When biochemistry stopped being scary

Teaching, for me, did not begin as an act of confidence. It began with a question:

Why are so many students afraid of biochemistry?

Early in my career, I noticed a troubling pattern. Students did not merely find biochemistry difficult; they avoided it. They described it as abstract and dry, overloaded with pathways and names detached from meaning. Many had already decided, before entering the classroom, that biochemistry was something to “survive,” not to understand.

Courtesy of Fatahiya Kashif

Medical student Sharjeel from Fazaia Medical College, Air University, Islamabad, Pakistan, solves a puzzle that tests conceptual understanding of metabolic pathways, regulatory checkpoints, substrate flow and associated metabolic disorders in 2023.

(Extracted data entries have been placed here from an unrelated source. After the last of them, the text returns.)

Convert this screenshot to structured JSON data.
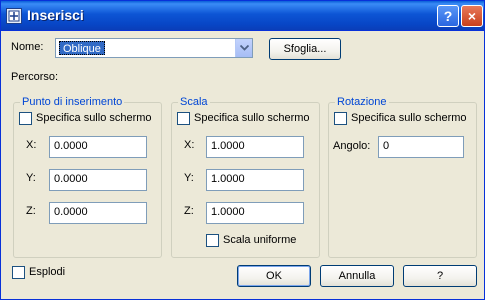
{
  "window": {
    "title": "Inserisci",
    "help_button": "?",
    "close_button": "×"
  },
  "name_row": {
    "label": "Nome:",
    "value": "Oblique",
    "browse_button": "Sfoglia..."
  },
  "path_label": "Percorso:",
  "insertion_point": {
    "title": "Punto di inserimento",
    "specify_on_screen": "Specifica sullo schermo",
    "x_label": "X:",
    "x_value": "0.0000",
    "y_label": "Y:",
    "y_value": "0.0000",
    "z_label": "Z:",
    "z_value": "0.0000"
  },
  "scale": {
    "title": "Scala",
    "specify_on_screen": "Specifica sullo schermo",
    "x_label": "X:",
    "x_value": "1.0000",
    "y_label": "Y:",
    "y_value": "1.0000",
    "z_label": "Z:",
    "z_value": "1.0000",
    "uniform_scale": "Scala uniforme"
  },
  "rotation": {
    "title": "Rotazione",
    "specify_on_screen": "Specifica sullo schermo",
    "angle_label": "Angolo:",
    "angle_value": "0"
  },
  "explode": "Esplodi",
  "buttons": {
    "ok": "OK",
    "cancel": "Annulla",
    "help": "?"
  },
  "colors": {
    "titlebar": "#0a55d5",
    "group_title": "#0046d5",
    "selection": "#316ac5",
    "dialog_bg": "#ece9d8"
  },
  "icons": {
    "title": "insert-block-icon",
    "combo_arrow": "chevron-down-icon"
  }
}
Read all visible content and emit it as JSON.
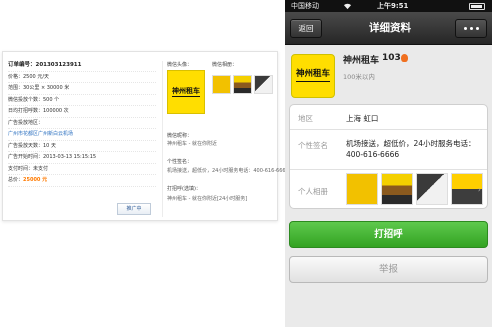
{
  "order_panel": {
    "rows": [
      "订单编号：201303123911",
      "价格：2500 元/天",
      "范围：30公里 × 30000 米",
      "微信投放个数：500 个",
      "日均打招呼数：100000 次",
      "广告投放地区：",
      "广州市花都区广州新白云机场",
      "广告投放天数：10 天",
      "广告开始时间：2013-03-13 15:15:15",
      "支付时间：未支付"
    ],
    "total_label": "总价：",
    "total_value": "25000 元",
    "ad_button": "推广中",
    "wx_avatar_label": "微信头像：",
    "wx_photos_label": "微信相册：",
    "wx_name_label": "微信昵称：",
    "wx_name_value": "神州租车 - 就在你附近",
    "wx_sig_label": "个性签名：",
    "wx_sig_value": "机场接送，超低价，24小时服务电话：400-616-6666...",
    "wx_contact_label": "打招呼(选填)：",
    "wx_contact_value": "神州租车 - 就在你附近[24小时服务]"
  },
  "logo": {
    "brand_text": "神州租车",
    "color": "#ffde00"
  },
  "phone": {
    "status": {
      "carrier": "中国移动",
      "time": "上午9:51"
    },
    "nav": {
      "back_label": "返回",
      "title": "详细资料"
    },
    "profile": {
      "name": "神州租车",
      "name_suffix": "103",
      "distance": "100米以内"
    },
    "details": {
      "region_label": "地区",
      "region_value": "上海  虹口",
      "sig_label": "个性签名",
      "sig_value": "机场接送，超低价，24小时服务电话：400-616-6666",
      "album_label": "个人相册",
      "album_chevron": "›"
    },
    "call_button": "打招呼",
    "report_button": "举报",
    "colors": {
      "call_green": "#3fb52e",
      "nav_dark": "#2e2e2e"
    }
  }
}
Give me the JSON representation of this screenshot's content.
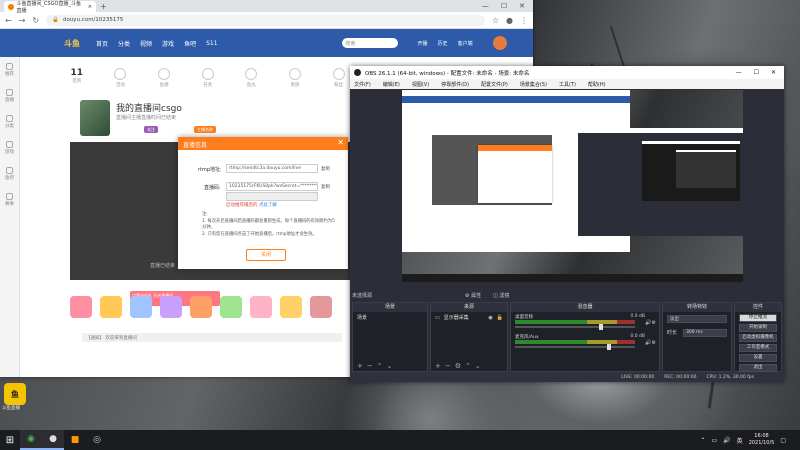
{
  "browser": {
    "tab_title": "斗鱼直播间_CSGO直播_斗鱼直播",
    "url": "douyu.com/10235175",
    "new_tab": "+",
    "win_min": "—",
    "win_max": "☐",
    "win_close": "✕"
  },
  "douyu": {
    "logo": "斗鱼",
    "nav": [
      "首页",
      "分类",
      "视频",
      "游戏",
      "鱼吧",
      "S11"
    ],
    "search_placeholder": "搜索",
    "top_icons": [
      "开播",
      "历史",
      "客户端"
    ],
    "side_items": [
      "推荐",
      "直播",
      "分类",
      "游戏",
      "鱼吧",
      "赛事"
    ],
    "stats": [
      {
        "value": "11",
        "label": "签到"
      },
      {
        "value": "",
        "label": "活动"
      },
      {
        "value": "",
        "label": "鱼塘"
      },
      {
        "value": "",
        "label": "任务"
      },
      {
        "value": "",
        "label": "鱼丸"
      },
      {
        "value": "",
        "label": "贵族"
      },
      {
        "value": "",
        "label": "粉丝"
      },
      {
        "value": "",
        "label": "背包"
      },
      {
        "value": "",
        "label": "竞猜"
      },
      {
        "value": "",
        "label": "分享"
      },
      {
        "value": "",
        "label": "更多"
      }
    ],
    "room_title": "我的直播间csgo",
    "room_sub": "直播间主播直播时间已结束",
    "chips": [
      "关注",
      "主播名称"
    ],
    "player_note": "直播已结束",
    "promo": "点赞送好礼 开启直播间",
    "chat_hint": "【通知】 欢迎来到直播间"
  },
  "dialog": {
    "title": "直播信息",
    "close": "✕",
    "rtmp_label": "rtmp地址:",
    "rtmp_value": "rtmp://sendtc3a.douyu.com/live",
    "code_label": "直播码:",
    "code_value": "10235175rFKUS0pk?wsSecret=********",
    "copy": "复制",
    "red_note": "启动推荐播后的",
    "link_note": "点此了解",
    "notes": "注:\n1. 每次开启直播间后直播码都会重新生成，每个直播码的有效期约为5分钟。\n2. 只有您在直播间点击了开始直播后，rtmp地址才会生效。",
    "button": "关闭"
  },
  "obs": {
    "title": "OBS 26.1.1 (64-bit, windows) - 配置文件: 未命名 - 场景: 未命名",
    "menu": [
      "文件(F)",
      "编辑(E)",
      "视图(V)",
      "停靠部件(D)",
      "配置文件(P)",
      "场景集合(S)",
      "工具(T)",
      "帮助(H)"
    ],
    "source_none": "未选择源",
    "properties": "⚙ 属性",
    "filters": "◫ 滤镜",
    "panels": [
      "场景",
      "来源",
      "混音器",
      "转场特效",
      "控件"
    ],
    "scene": "场景",
    "source": "显示器采集",
    "mix": [
      {
        "name": "桌面音频",
        "db": "0.0 dB",
        "level": 0.72
      },
      {
        "name": "麦克风/Aux",
        "db": "0.0 dB",
        "level": 0.78
      }
    ],
    "transition": "淡出",
    "duration_label": "时长",
    "duration": "300 ms",
    "controls": [
      "停止推流",
      "开始录制",
      "启动虚拟摄像机",
      "工作室模式",
      "设置",
      "退出"
    ],
    "status": [
      "LIVE: 00:00:00",
      "REC: 00:00:00",
      "CPU: 1.2%, 30.00 fps"
    ]
  },
  "float_label": "斗鱼直播",
  "taskbar": {
    "time": "16:08",
    "date": "2021/10/5",
    "ime": "英"
  }
}
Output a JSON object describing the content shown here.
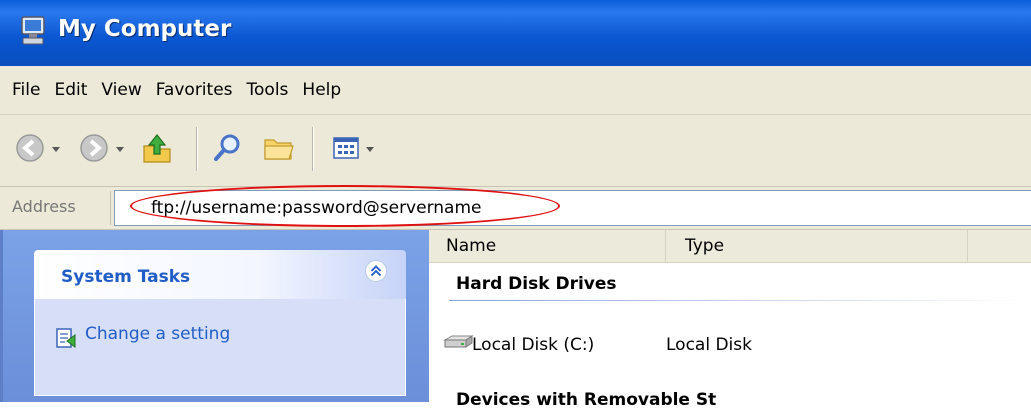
{
  "window": {
    "title": "My Computer",
    "title_icon": "my-computer-icon"
  },
  "menu": {
    "items": [
      "File",
      "Edit",
      "View",
      "Favorites",
      "Tools",
      "Help"
    ]
  },
  "toolbar": {
    "buttons": [
      "back-icon",
      "forward-icon",
      "up-folder-icon",
      "search-icon",
      "folders-icon",
      "views-icon"
    ]
  },
  "address": {
    "label": "Address",
    "value": "ftp://username:password@servername",
    "highlight_color": "#e01010"
  },
  "task_pane": {
    "section_title": "System Tasks",
    "tasks": [
      {
        "label": "Change a setting",
        "icon": "change-setting-icon"
      }
    ]
  },
  "content": {
    "columns": [
      "Name",
      "Type"
    ],
    "groups": [
      {
        "title": "Hard Disk Drives",
        "items": [
          {
            "name": "Local Disk (C:)",
            "type": "Local Disk",
            "icon": "hard-disk-icon"
          }
        ]
      },
      {
        "title": "Devices with Removable St"
      }
    ]
  },
  "colors": {
    "titlebar": "#0b58d2",
    "chrome": "#ece9d8",
    "task_pane": "#6b8fd9",
    "link": "#215dc6"
  }
}
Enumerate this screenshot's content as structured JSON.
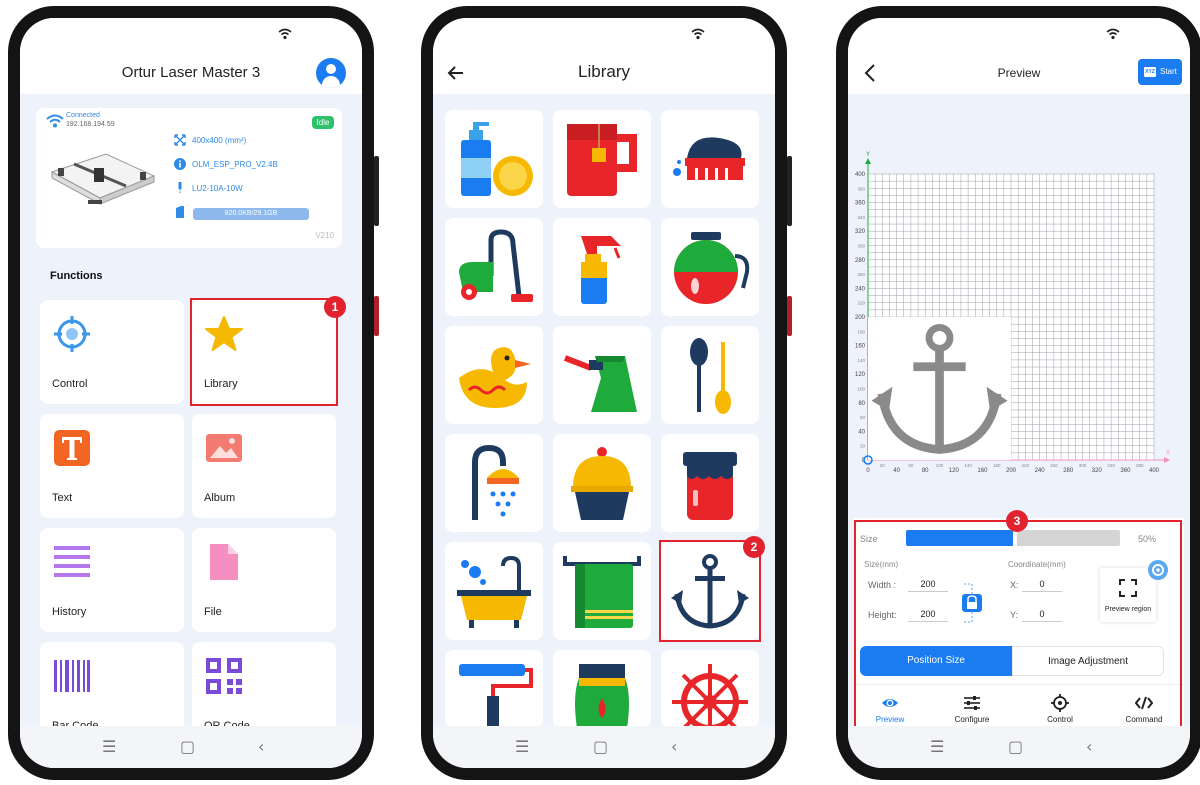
{
  "phone1": {
    "header_title": "Ortur Laser Master 3",
    "device": {
      "connection_status": "Connected",
      "ip": "192.168.194.59",
      "idle_badge": "Idle",
      "work_area": "400x400 (mm²)",
      "firmware": "OLM_ESP_PRO_V2.4B",
      "laser_module": "LU2-10A-10W",
      "storage": "820.0KB/29.1GB",
      "version": "V210"
    },
    "functions_title": "Functions",
    "functions": [
      {
        "label": "Control",
        "icon": "crosshair-icon"
      },
      {
        "label": "Library",
        "icon": "star-icon"
      },
      {
        "label": "Text",
        "icon": "text-icon"
      },
      {
        "label": "Album",
        "icon": "image-icon"
      },
      {
        "label": "History",
        "icon": "history-icon"
      },
      {
        "label": "File",
        "icon": "file-icon"
      },
      {
        "label": "Bar Code",
        "icon": "barcode-icon"
      },
      {
        "label": "QR Code",
        "icon": "qrcode-icon"
      }
    ],
    "step_badge": "1"
  },
  "phone2": {
    "header_title": "Library",
    "items": [
      "dish-soap-icon",
      "mug-icon",
      "scrub-brush-icon",
      "vacuum-icon",
      "spray-bottle-icon",
      "coffee-pot-icon",
      "rubber-duck-icon",
      "turkish-coffee-pot-icon",
      "spoons-icon",
      "shower-icon",
      "cupcake-icon",
      "jam-jar-icon",
      "bathtub-icon",
      "towel-icon",
      "anchor-icon",
      "paint-roller-icon",
      "jar-icon",
      "ship-wheel-icon"
    ],
    "step_badge": "2"
  },
  "phone3": {
    "header_title": "Preview",
    "start_button": {
      "badge": "XYZ",
      "label": "Start"
    },
    "axis": {
      "x_label": "X",
      "y_label": "Y",
      "x_ticks": [
        "0",
        "20",
        "40",
        "60",
        "80",
        "100",
        "120",
        "140",
        "160",
        "180",
        "200",
        "220",
        "240",
        "260",
        "280",
        "300",
        "320",
        "340",
        "360",
        "380",
        "400"
      ],
      "y_ticks": [
        "0",
        "20",
        "40",
        "60",
        "80",
        "100",
        "120",
        "140",
        "160",
        "180",
        "200",
        "220",
        "240",
        "260",
        "280",
        "300",
        "320",
        "340",
        "360",
        "380",
        "400"
      ]
    },
    "panel": {
      "size_label": "Size",
      "size_percent": "50%",
      "size_fraction": 0.5,
      "size_mm_label": "Size(mm)",
      "width_label": "Width :",
      "width_value": "200",
      "height_label": "Height:",
      "height_value": "200",
      "coord_label": "Coordinate(mm)",
      "x_label": "X:",
      "x_value": "0",
      "y_label": "Y:",
      "y_value": "0",
      "preview_region": "Preview region",
      "tab_active": "Position Size",
      "tab_inactive": "Image Adjustment"
    },
    "bottom_nav": [
      {
        "label": "Preview",
        "icon": "eye-icon",
        "active": true
      },
      {
        "label": "Configure",
        "icon": "sliders-icon",
        "active": false
      },
      {
        "label": "Control",
        "icon": "crosshair-icon",
        "active": false
      },
      {
        "label": "Command",
        "icon": "code-icon",
        "active": false
      }
    ],
    "step_badge": "3"
  },
  "colors": {
    "accent": "#1a7cf0",
    "highlight": "#e2232e",
    "idle": "#2ec26a"
  }
}
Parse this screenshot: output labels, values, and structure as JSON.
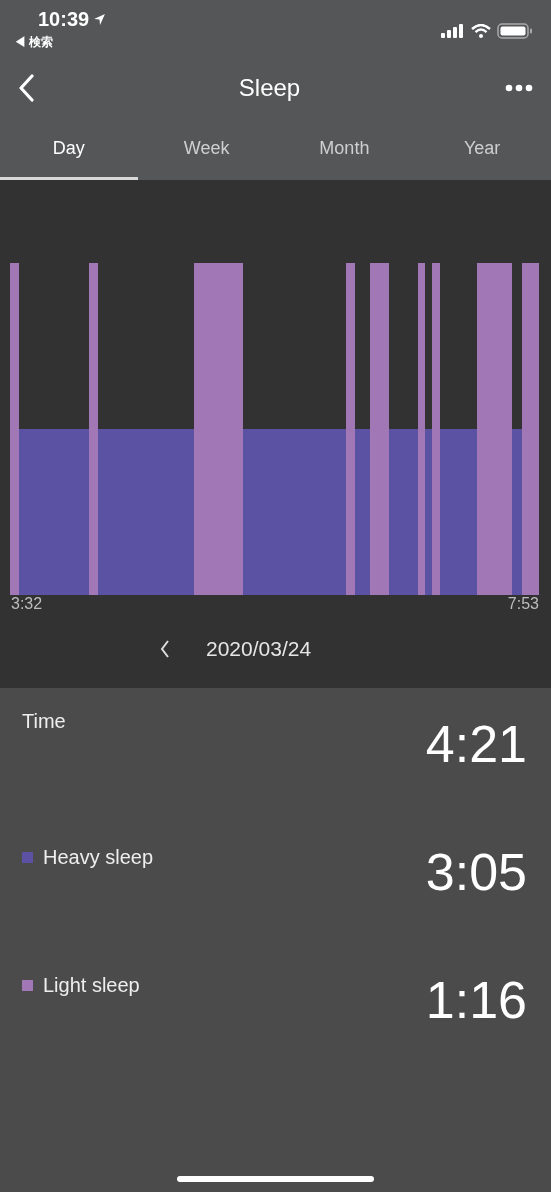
{
  "status_bar": {
    "time": "10:39",
    "back_app": "◀ 検索"
  },
  "nav": {
    "title": "Sleep"
  },
  "tabs": [
    {
      "label": "Day",
      "selected": true
    },
    {
      "label": "Week",
      "selected": false
    },
    {
      "label": "Month",
      "selected": false
    },
    {
      "label": "Year",
      "selected": false
    }
  ],
  "chart": {
    "start_label": "3:32",
    "end_label": "7:53"
  },
  "date_nav": {
    "date": "2020/03/24"
  },
  "summary": {
    "label": "Time",
    "value": "4:21"
  },
  "legend": [
    {
      "label": "Heavy sleep",
      "value": "3:05",
      "color": "#5c52a3"
    },
    {
      "label": "Light sleep",
      "value": "1:16",
      "color": "#a277b5"
    }
  ]
}
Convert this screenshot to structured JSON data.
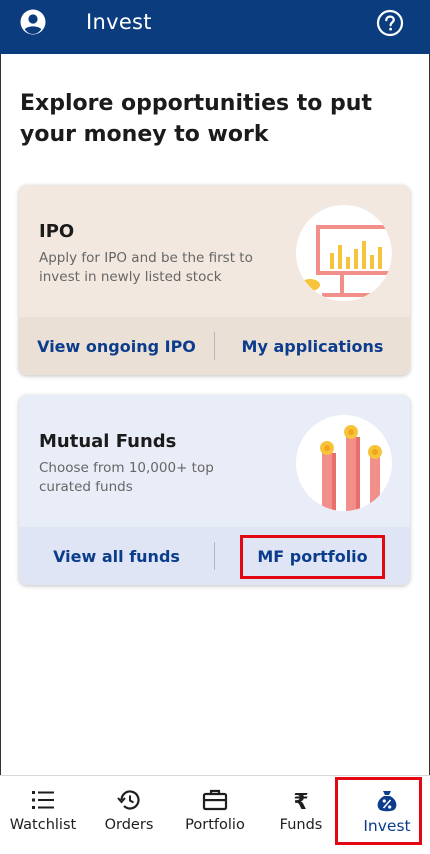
{
  "header": {
    "title": "Invest",
    "user_icon": "account-circle-icon",
    "help_icon": "help-circle-icon",
    "bg_color": "#0b3d7e"
  },
  "heading": "Explore opportunities to put your money to work",
  "cards": [
    {
      "title": "IPO",
      "description": "Apply for IPO and be the first to invest in newly listed stock",
      "actions": [
        "View ongoing IPO",
        "My applications"
      ]
    },
    {
      "title": "Mutual Funds",
      "description": "Choose from 10,000+ top curated funds",
      "actions": [
        "View all funds",
        "MF portfolio"
      ]
    }
  ],
  "bottom_nav": [
    {
      "label": "Watchlist",
      "icon": "watchlist-icon",
      "active": false
    },
    {
      "label": "Orders",
      "icon": "history-icon",
      "active": false
    },
    {
      "label": "Portfolio",
      "icon": "briefcase-icon",
      "active": false
    },
    {
      "label": "Funds",
      "icon": "rupee-icon",
      "active": false
    },
    {
      "label": "Invest",
      "icon": "money-bag-icon",
      "active": true
    }
  ],
  "colors": {
    "accent": "#0b3d8c",
    "highlight": "#e30613"
  }
}
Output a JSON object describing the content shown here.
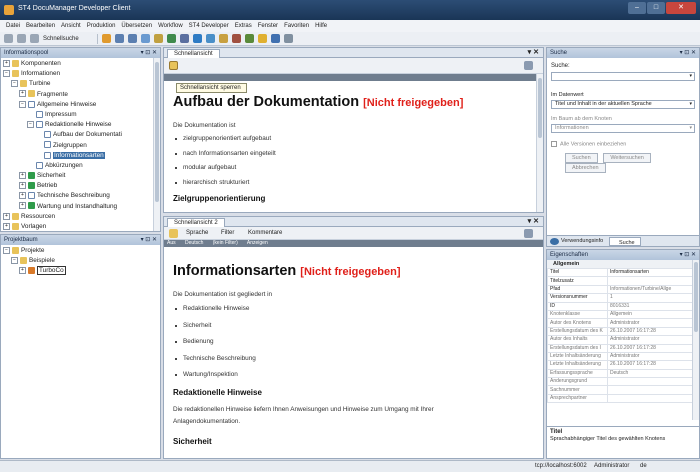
{
  "window": {
    "title": "ST4 DocuManager Developer Client"
  },
  "menu": [
    "Datei",
    "Bearbeiten",
    "Ansicht",
    "Produktion",
    "Übersetzen",
    "Workflow",
    "ST4 Developer",
    "Extras",
    "Fenster",
    "Favoriten",
    "Hilfe"
  ],
  "toolbar": {
    "label": "Schnellsuche"
  },
  "infopool": {
    "title": "Informationspool",
    "controls": "▾ ⊡ ✕",
    "items": [
      {
        "label": "Komponenten"
      },
      {
        "label": "Informationen"
      },
      {
        "label": "Turbine"
      },
      {
        "label": "Fragmente"
      },
      {
        "label": "Allgemeine Hinweise"
      },
      {
        "label": "Impressum"
      },
      {
        "label": "Redaktionelle Hinweise"
      },
      {
        "label": "Aufbau der Dokumentati"
      },
      {
        "label": "Zielgruppen"
      },
      {
        "label": "Informationsarten"
      },
      {
        "label": "Abkürzungen"
      },
      {
        "label": "Sicherheit"
      },
      {
        "label": "Betrieb"
      },
      {
        "label": "Technische Beschreibung"
      },
      {
        "label": "Wartung und Instandhaltung"
      },
      {
        "label": "Ressourcen"
      },
      {
        "label": "Vorlagen"
      }
    ]
  },
  "projektbaum": {
    "title": "Projektbaum",
    "items": [
      {
        "label": "Projekte"
      },
      {
        "label": "Beispiele"
      },
      {
        "label": "TurboCo"
      }
    ]
  },
  "view1": {
    "tab": "Schnellansicht",
    "tooltip": "Schnellansicht sperren",
    "heading": "Aufbau der Dokumentation",
    "status": "[Nicht freigegeben]",
    "intro": "Die Dokumentation ist",
    "bullets": [
      "zielgruppenorientiert aufgebaut",
      "nach Informationsarten eingeteilt",
      "modular aufgebaut",
      "hierarchisch strukturiert"
    ],
    "cut": "Zielgruppenorientierung"
  },
  "view2": {
    "tab": "Schnellansicht 2",
    "toolbar": [
      "Sprache",
      "Filter",
      "Kommentare"
    ],
    "bar": [
      "Aus",
      "Deutsch",
      "(kein Filter)",
      "Anzeigen"
    ],
    "heading": "Informationsarten",
    "status": "[Nicht freigegeben]",
    "intro": "Die Dokumentation ist gegliedert in",
    "bullets": [
      "Redaktionelle Hinweise",
      "Sicherheit",
      "Bedienung",
      "Technische Beschreibung",
      "Wartung/Inspektion"
    ],
    "h2a": "Redaktionelle Hinweise",
    "p2": "Die redaktionellen Hinweise liefern Ihnen Anweisungen und Hinweise zum Umgang mit Ihrer Anlagendokumentation.",
    "h2b": "Sicherheit"
  },
  "search": {
    "title": "Suche",
    "label": "Suche:",
    "in_data": "Im Datenwert",
    "data_option": "Titel und Inhalt in der aktuellen Sprache",
    "in_tree": "Im Baum ab dem Knoten",
    "tree_value": "Informationen",
    "all_versions": "Alle Versionen einbeziehen",
    "btn_search": "Suchen",
    "btn_continue": "Weitersuchen",
    "btn_abort": "Abbrechen",
    "tab_usage": "Verwendungsinfo",
    "tab_search": "Suche"
  },
  "props": {
    "title": "Eigenschaften",
    "group": "Allgemein",
    "rows": [
      {
        "k": "Titel",
        "v": "Informationsarten"
      },
      {
        "k": "Titelzusatz",
        "v": ""
      },
      {
        "k": "Pfad",
        "v": "Informationen/Turbine/Allge"
      },
      {
        "k": "Versionsnummer",
        "v": "1"
      },
      {
        "k": "ID",
        "v": "8016331"
      },
      {
        "k": "Knotenklasse",
        "v": "Allgemein"
      },
      {
        "k": "Autor des Knotens",
        "v": "Administrator"
      },
      {
        "k": "Erstellungsdatum des K",
        "v": "26.10.2007 16:17:28"
      },
      {
        "k": "Autor des Inhalts",
        "v": "Administrator"
      },
      {
        "k": "Erstellungsdatum des I",
        "v": "26.10.2007 16:17:28"
      },
      {
        "k": "Letzte Inhaltsänderung",
        "v": "Administrator"
      },
      {
        "k": "Letzte Inhaltsänderung",
        "v": "26.10.2007 16:17:28"
      },
      {
        "k": "Erfassungssprache",
        "v": "Deutsch"
      },
      {
        "k": "Änderungsgrund",
        "v": ""
      },
      {
        "k": "Sachnummer",
        "v": ""
      },
      {
        "k": "Ansprechpartner",
        "v": ""
      }
    ],
    "desc_title": "Titel",
    "desc_text": "Sprachabhängiger Titel des gewählten Knotens"
  },
  "status": {
    "server": "tcp://localhost:6002",
    "user": "Administrator",
    "lang": "de"
  },
  "colors": {
    "accent": "#3a6ea5",
    "not_released": "#e0201a"
  }
}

Entering academia as a woman in a resource-limited region, I was already familiar with barriers such as limited funds, institutional inertia and the quiet skepticism that often greets young female faculty. Watching students retreat from a subject that explains life at its most intimate level felt like a deeper loss.

If biochemistry is the language of living systems, why had it become a language of fear?

At first, I followed the conventional path: slides, textbooks, diagrams and exams.

The more I taught, the more I sensed that the problem was not students’ ability but our mode of translation. We were presenting a three-dimensional, dynamic molecular world through flat images and rushed lectures, expecting wonder to emerge automatically.

I wanted to change that.

I tried to access educational tools, molecular models, kits and manipulatives, anything that could bring molecules into students’ hands. Financial constraints were real. Institutional support was limited, and innovation was often discouraged.

I was advised to “focus on finishing the syllabus,” “maintain decorum” and “avoid experimentation.”

When I finally managed to acquire a small set of physical models, they were later stolen.

It felt symbolic. Every time I tried to build something new, something seemed to pull it back into absence.

Gradually, I began building my own models and discovered a capacity for creative design I did not know I had. Cardboard, clay, magnets, beads, flexible wires and pipe cleaners. Using whatever I could find, I built molecular models students could hold and assemble.

Courtesy of Fatahiya Kashif

A handmade magnetic translation puzzle constructed from foaming clay and magnetic materials by Fatahiya Kashif, allowing medical students to physically assemble messenger RNA, ribosomes, transfer RNAs and amino acids to understand the dynamics of protein synthesis.

I created pathway puzzles, hormone-signaling Rube Goldberg machines, metabolic board games and immune receptor kits. Not as “extras,” but as central teaching tools.

If biochemistry is about interactions, flows and transformations, students should be able to touch them.

That decision changed everything.

My classroom slowly transformed into a workshop. Students stopped asking, “Will this be on the exam?” and started asking, “Can we try this again?”

They delved deeper into pathways, simulated disease models and built receptors. They failed, adjusted, laughed and tried again.

I was no longer the only one explaining biochemistry; the room itself became part of the explanation.

What surprised me most was not just improved understanding, but a shift in emotional state. Fear softened into curiosity, silence into debate and memorization into ownership.

Word spread.

As an external examiner, I began carrying these games and models to medical colleges across Pakistan. The first reaction was almost always the same: nervous smiles, stiff posture and the expectation of judgment.

But, when I invited students to assemble, compete, diagnose and design, the room changed. Hands rose, laughter broke out and groups formed. I watched students who believed they “couldn’t do biochemistry” suddenly teach it to each other.

Those students taught me something essential: engagement is not decoration. It is cognition. What began as a solitary effort became a collaborative one. Through sustained feedback and classroom interaction, the models evolved into tools co-created with my students.

Looking back, my teaching did not evolve because I discovered a better technique. It evolved because I refused to accept a myth: that biochemistry is inherently boring and hard.

It is neither.

It is visual, mechanical, logical and alive. When we design learning environments that honor those qualities, students do not run from biochemistry. They run toward it.

Every time I watch that happen, I am reminded that teaching is not the transfer of knowledge. It is the continuous redesign of the conditions under which wonder becomes possible.